Last updated: Aug 22, 2024

The effectiveness of synthetic data hinges on its quality, which necessitates the development and utilization of appropriate metrics for evaluation. In this regard, synthetic data metrics play a crucial role in assessing the fidelity, diversity, and utility of generated data.

In the realm of data science and machine learning, the availability of high-quality data is paramount for building accurate and robust models. However, in many real-world scenarios, obtaining sufficient and diverse data can be a challenging task due to various constraints such as privacy concerns, data scarcity, or expensive data acquisition processes.

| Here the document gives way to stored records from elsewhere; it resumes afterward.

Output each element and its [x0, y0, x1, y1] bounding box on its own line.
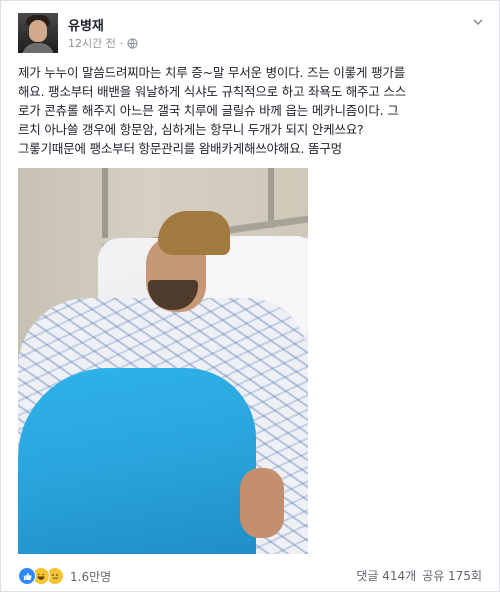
- avatar[interactable]: [18, 13, 58, 53]
- chevron-down-icon[interactable]: [471, 15, 485, 29]
- like-icon: [18, 567, 36, 585]
- post-photo[interactable]: [18, 168, 308, 554]
- post-text-line: 로가 콘츄롤 해주지 아느믄 갤국 치루에 글릴슈 바께 읍는 메카니즘이다. …: [18, 103, 399, 118]
- post-text: 제가 누누이 말씀드려찌마는 치루 증~말 무서운 병이다. 즈는 이롷게 팽가…: [18, 63, 488, 158]
- post-footer: 1.6만명 댓글 414개 공유 175회: [18, 567, 482, 585]
- reaction-count: 1.6만명: [70, 569, 112, 584]
- post-text-line: 그롷기때문에 팽소부터 항문관리를 왐배카게해쓰야해요. 똠구멍: [18, 141, 342, 156]
- post-text-line: 르치 아나쓸 갱우에 항문암, 심하게는 항무니 두개가 되지 안케쓰요?: [18, 122, 364, 137]
- share-count[interactable]: 공유 175회: [422, 567, 482, 584]
- reactions-summary[interactable]: 1.6만명: [18, 567, 111, 585]
- post-meta: 12시간 전 ·: [68, 35, 138, 51]
- author-name[interactable]: 유병재: [68, 15, 104, 34]
- post-timestamp[interactable]: 12시간 전: [68, 35, 116, 51]
- globe-icon: [127, 37, 138, 49]
- post-header: 유병재 12시간 전 ·: [18, 13, 487, 55]
- post-stats: 댓글 414개 공유 175회: [356, 567, 482, 584]
- post-text-line: 해요. 팽소부터 배밴을 워날하게 식샤도 규칙적으로 하고 좌욕도 해주고 스…: [18, 84, 407, 99]
- post-text-line: 제가 누누이 말씀드려찌마는 치루 증~말 무서운 병이다. 즈는 이롷게 팽가…: [18, 65, 406, 80]
- post-card: 유병재 12시간 전 · 제가 누누이 말씀드려찌마는 치루 증~말 무서운 병…: [0, 0, 500, 592]
- comment-count[interactable]: 댓글 414개: [356, 567, 416, 584]
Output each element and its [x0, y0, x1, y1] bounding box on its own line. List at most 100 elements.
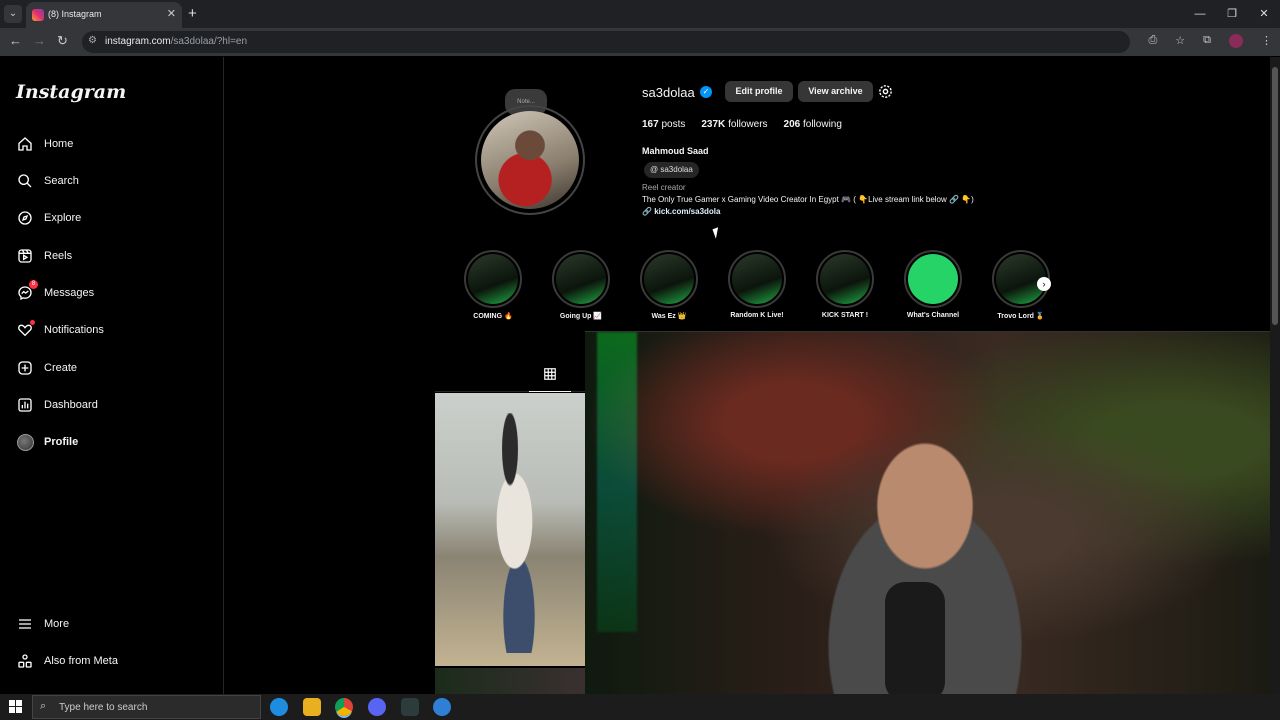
- highlight-item[interactable]: KICK START !: [814, 250, 876, 319]
- sidebar: Instagram Home Search Explore Reels 8 Me…: [0, 57, 224, 694]
- posts-count: 167: [642, 119, 659, 130]
- windows-taskbar: ⌕ Type here to search: [0, 694, 1280, 720]
- sidebar-item-label: Notifications: [44, 324, 104, 336]
- sidebar-item-dashboard[interactable]: Dashboard: [16, 393, 98, 417]
- page-scrollbar[interactable]: [1270, 57, 1280, 694]
- site-info-icon[interactable]: ⚙: [88, 35, 97, 46]
- home-icon: [16, 135, 34, 153]
- messages-badge: 8: [29, 280, 38, 289]
- following-label: following: [803, 119, 842, 130]
- highlight-ring: [904, 250, 962, 308]
- install-app-icon[interactable]: ⎙: [1148, 34, 1157, 48]
- verified-badge-icon: ✓: [700, 86, 712, 98]
- posts-stat[interactable]: 167 posts: [642, 119, 685, 130]
- browser-toolbar: ← → ↻ ⚙ instagram.com/sa3dolaa/?hl=en ⎙ …: [0, 28, 1280, 56]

To address these challenges, the concept of synthetic data generation has gained traction, offering a promising solution to augment or replace real-world data with artificially generated data.

Synthetic Data Generator uses quality, privacy, and utility metrics to help you evaluate your synthetic data.

How to evaluate your synthetic data

To evaluate your synthetic data, you can connect your Evaluate node between an Import node and a Generate node. How to connect to evaluate your synthetic data

You can also connect your Evaluate node between two Import nodes or between two Generate nodes.

After you have connected your Evaluate node, then click the Edit button. How to edit your Evaluate node

Evaluate node options

The following subtopics explain how to choose the options for evaluating your synthetic data.

Important: Duplicate records can occur in synthetic data. You can choose the option Remove duplicate records, which will remove duplicate records if they exceed 5 per cent of the dataset, keeping only the first occurrence.

Important: If you have not connected the nodes properly, then you will get the error: Baseline input is required

Quality metrics

Fidelity score

Aggregates multiple metrics that reflect the similarity between real data and synthetic data of distributions for individual columns, along with similarity of correlations for all pairs of columns.

Data distinguishability

Captures the ability for a binary classifier to separate real data from synthetic data. The harder to train such a classifier, the better the quality of the synthetic data with respect to its ability to reflect statistical properties of the real data.

Privacy metrics

Leakage score

Measures the fraction of rows in the synthetic data that are identical to some rows in the real data.

Proximity score

Computed from the distance between points in the synthetic data and the real data. The smaller this distance, the easier it is to isolate some rows from the real data, which increases privacy risk.

Utility metrics

Predictive utility

Measures the usefulness of the synthetic data for predictive downstream tasks. It evaluates the performance of predictive models trained from the synthetic data to accurately predict a selected target using real data as test data.

Assessment level

Simple assessment

In simple assessment mode, metrics are run on one single ML (machine learning) model.

Full assessment

In full assessment mode, metrics are evaluated and averaged against multiple ML (machine learning) models whenever possible.